The hotel and the restaurant were the most visible signs of what has been described as Mallorca’s first tourist resort. If it was, it didn’t have an auspicious start. As Palma town hall notes, Ciudad Jardín was initially a failure. This was “mainly due to the frequent floods due to the overflowing of the Torrent Gros”. There was more to the failure. The development which had been planned failed to reach the requirements of either a tourist resort or a garden city.

The original idea for Ciudad Jardín was floated in 1891. This was before the walls started to be demolished in Palma (this wasn’t until 1902) and it was also before Ebenezer Howard initiated the garden city urban planning movement in the UK; his first garden city was Letchworth, which was conceived in 1899. The 1891 scheme envisaged gardens, inns, places for games, swimming for children and women, but it wasn’t then a garden city, as the concept had yet to be promoted

It was in fact along the lines of the “balnearios” that sprang up in coastal parts of Spain in the late nineteenth century.
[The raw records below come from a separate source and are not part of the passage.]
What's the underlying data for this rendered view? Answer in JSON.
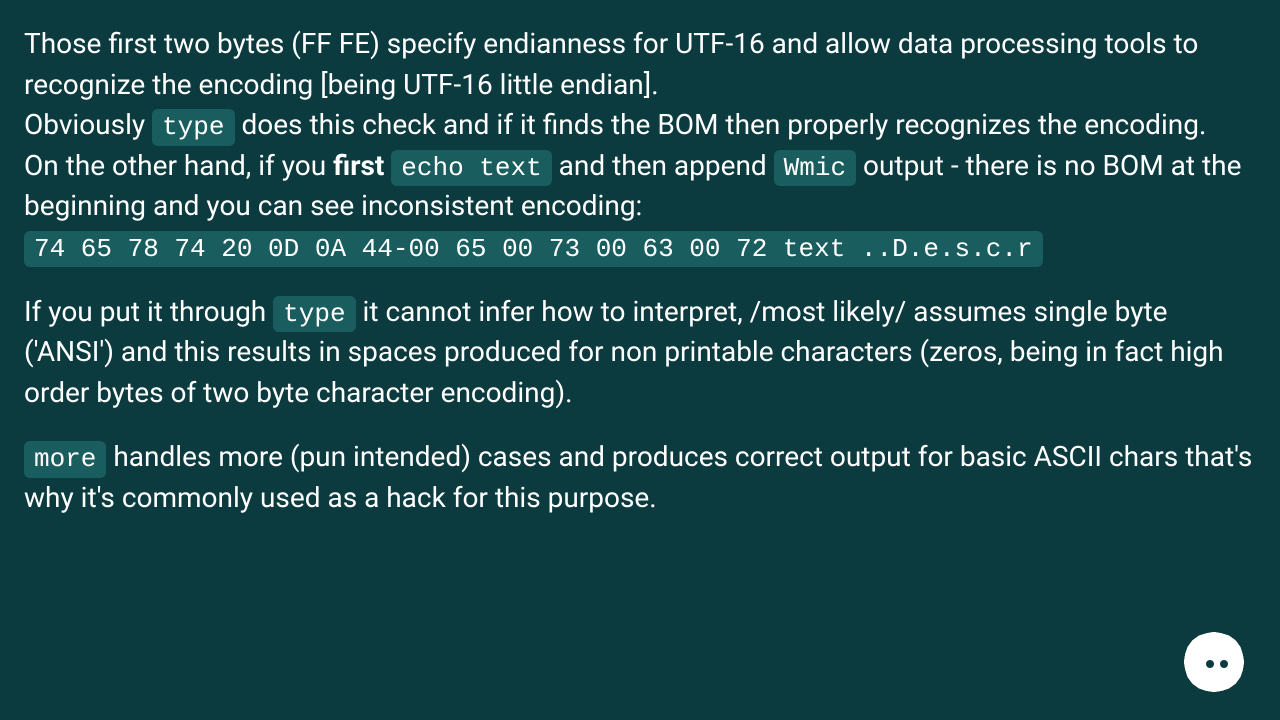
{
  "para1": {
    "line1": "Those first two bytes (FF FE) specify endianness for UTF-16 and allow data processing tools to recognize the encoding [being UTF-16 little endian].",
    "line2a": "Obviously ",
    "code1": "type",
    "line2b": " does this check and if it finds the BOM then properly recognizes the encoding.",
    "line3a": "On the other hand, if you ",
    "bold1": "first",
    "space1": " ",
    "code2": "echo text",
    "line3b": " and then append ",
    "code3": "Wmic",
    "line3c": " output - there is no BOM at the beginning and you can see inconsistent encoding:",
    "hex": "74 65 78 74 20 0D 0A 44-00 65 00 73 00 63 00 72 text ..D.e.s.c.r"
  },
  "para2": {
    "a": "If you put it through ",
    "code1": "type",
    "b": " it cannot infer how to interpret, /most likely/ assumes single byte ('ANSI') and this results in spaces produced for non printable characters (zeros, being in fact high order bytes of two byte character encoding)."
  },
  "para3": {
    "code1": "more",
    "a": " handles more (pun intended) cases and produces correct output for basic ASCII chars that's why it's commonly used as a hack for this purpose."
  }
}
Originally for a “taking of the waters”, the first balnearios were elaborate and bizarre contraptions, such as what looked like a Moorish palace in San Sebastian.

This moved by rails into the sea. Discreet bathers could therefore step out of this palace, take the waters, and then step back in. Gradually, the balnearios expanded. The bathing machines were scrapped. They were places with, for instance, a solarium for sunbathing, children’s playgrounds, areas for entertainment and more.

The original idea for Ciudad Jardín was floated in 1891.

So when “La Ultima Hora” referred in 1921 to “the best spas on the continent”, it was talking about balnearios, but this wasn’t what Ciudad Jardín was supposed to have been. Picking up on the 1891 idea, architect Gaspar Bennassar Moner took the principles of Ebenezer Howard and planned a garden city - Ciudad Jardín. This was what he planned, but his plans were never truly realised.

A year before the restaurant opened (the hotel didn’t fully open until 1922), “La Ultima Hora” offered its readers an explanation of what had so far been created. There was cabaret, there was roulette, there was a tango orchestra. There will soon be “an amusement park with casino and dancing”. The summer of 1920, readers were assured, would be the last when they would be limited to spending their evenings strolling on the Born.

The paper was a principal source of information about the Ciudad Jardín project, and this wasn’t simply because it was a paper. The owner of “La Ultima Hora”, Josep Tous i Ferrer, was also head of a company that had been formed in 1918 - Progreso Urbano S.A. This was the company that would develop Ciudad Jardín.

An article from 1988 that focused on the development concluded that, by 1930, Ciudad Jardín did not correspond to the garden city model advanced by the likes of Ebenezer Howard. What was this development exactly? Was it a balneario? Was it a “summer station”? Was it a garden city? The answer was that it was a bit of all of these, but the name Ciudad Jardín was inappropriate. It owed more to terminology than to actuality.

It was never really a tourist resort, but it did at least have the makings of one, while the garden city concept, even if it was never anything like as extensive as the garden cities such as Letchworth and Welwyn, was pursued elsewhere in developing what were to be templates for the time when tourist resorts genuinely did arrive, such as Santa Ponsa and Son Bauló.

Ciudad Jardín never lived up to its name, but the name has survived, and we now celebrate the one-hundredth anniversary of the hotel restaurant and of Sr. Lacarte attending to the requests of the public.